While Senate Republicans refused to join a key hearing on a climate change bill Nov. 3, German Chancellor Angela Merkel was emphasizing global warming as she addressed the U.S. Congress. Meanwhile, African nations were ending a boycott of UN climate talks in Barcelona after winning key demands.
In Washington, Republican members of the Senate Committee on Environment and Public Works refused to participate in a key hearing on the Clean Energy Jobs & American Power Act, introduced by committee chair Senator Barbara Boxer, D-Calif. and Sen. John Kerry, D-Mass. Only Sen. George Voinovich, R-Ohio, appeared briefly, urging the committee to delay work until a full Environmental Protection Agency analysis of the measure's economic impact is completed.
Boxer said EPA experts would answer questions later in the session, and noted that Senate Majority Leader Harry Reid, D-Nevada, has promised the full EPA document will be available before the whole Senate considers the bill.
Republican committee members say a quorum must include two of them; Democrats say their 12 to 7 majority would let them send the bill to the Senate floor.
Environmental organizations including the Natural Resources Defense Council have praised the bill's call for a 20 percent cut in carbon emissions by 2020 as well as its potential for jobs growth. The NRDC and over 50 other environmental, labor, youth and community organizations including the Apollo Alliance, Voto Latino and the NAACP, have joined in a letter urging Sen. Boxer to amend the bill to require stepped-up investments in energy efficiency. This, they say, will "create hundreds of thousands of new jobs retrofitting millions of buildings nationwide" and cut electricity costs to residential, commercial and industrial consumers alike.
In her address to Congress, Merkel stressed the urgency of a new climate change agreement and expressed hope for great progress at next month's international conference in Copenhagen. "We have no time to lose," the German leader said. "Today's generation needs to prove that it is able to meet the challenges of the 21st century."
But during European Union talks last week, Merkel reportedly balked at making specific pledges to help fund developing countries' fight against climate change.
In Barcelona, Spain, meanwhile, African countries ended their boycott of United Nations climate talks after gaining agreement for more discussion of the extent to which industrialized countries need to cut their greenhouse gas emissions.
The African nations, backed by some 70 other developing countries, said industrialized countries were making weak commitments to cut emissions while global warming is devastating Africa and other parts of the developing world.

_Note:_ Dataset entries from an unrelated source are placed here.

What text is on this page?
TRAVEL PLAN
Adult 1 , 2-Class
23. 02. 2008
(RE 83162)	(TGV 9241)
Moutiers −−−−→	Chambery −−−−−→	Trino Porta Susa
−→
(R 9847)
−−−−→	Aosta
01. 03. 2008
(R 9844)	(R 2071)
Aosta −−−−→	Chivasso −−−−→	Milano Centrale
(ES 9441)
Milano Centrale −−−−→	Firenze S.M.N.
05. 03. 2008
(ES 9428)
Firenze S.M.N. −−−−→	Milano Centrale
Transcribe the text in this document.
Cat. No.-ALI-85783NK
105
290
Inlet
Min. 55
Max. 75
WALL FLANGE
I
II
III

South Africa's delegation head Alf Wills told Reuters news agency that richer nations are using "delaying tactics" rather than discussing how they can share the burden more fairly through deeper emissions cuts.
As he looked forward to the UN's climate change conference of 192 countries in Copenhagen next month, UN Secretary-General Ban Ki-moon told the UK Telegraph the meet was unlikely to produce agreement on specific emissions cuts. But he said agreement on a "strong, politically-binding commitment" would be a "reasonable success." He said world leaders are ready to sign onto the principle of cutting emissions to keep temperature rise below 2 degrees Celsius (3.6 degrees Fahrenheit), but "some countries" are not ready to agree to a legally binding target.
Moon added, "I am not lowering the bar, I am looking at a very realistic point of view. It is a very complex process including all these verification systems, targets and money."
A potentially more optimistic view is being expressed by Connie Hedegaard, Denmark's climate and energy minister, who will chair the Copenhagen conference. As reported by ClimateWire, she told journalists last week that reaching agreement involving industrialized countries' firm commitments to emissions cuts and developing countries' commitments to specific actions is "still doable ... if the will is there."
Hedegaard said it is vital to reach agreements that bind countries in the long term, not just their current governments. "Time matters," she said. "It takes years to change the path we are on. For each year we hesitate and postpone, the consequences for the Maldives and others are getting more severe and the costs are getting higher, and the ways we will have to change our habits will be even more significant. If we start acting now, we can still within sensible tools change the path we are on."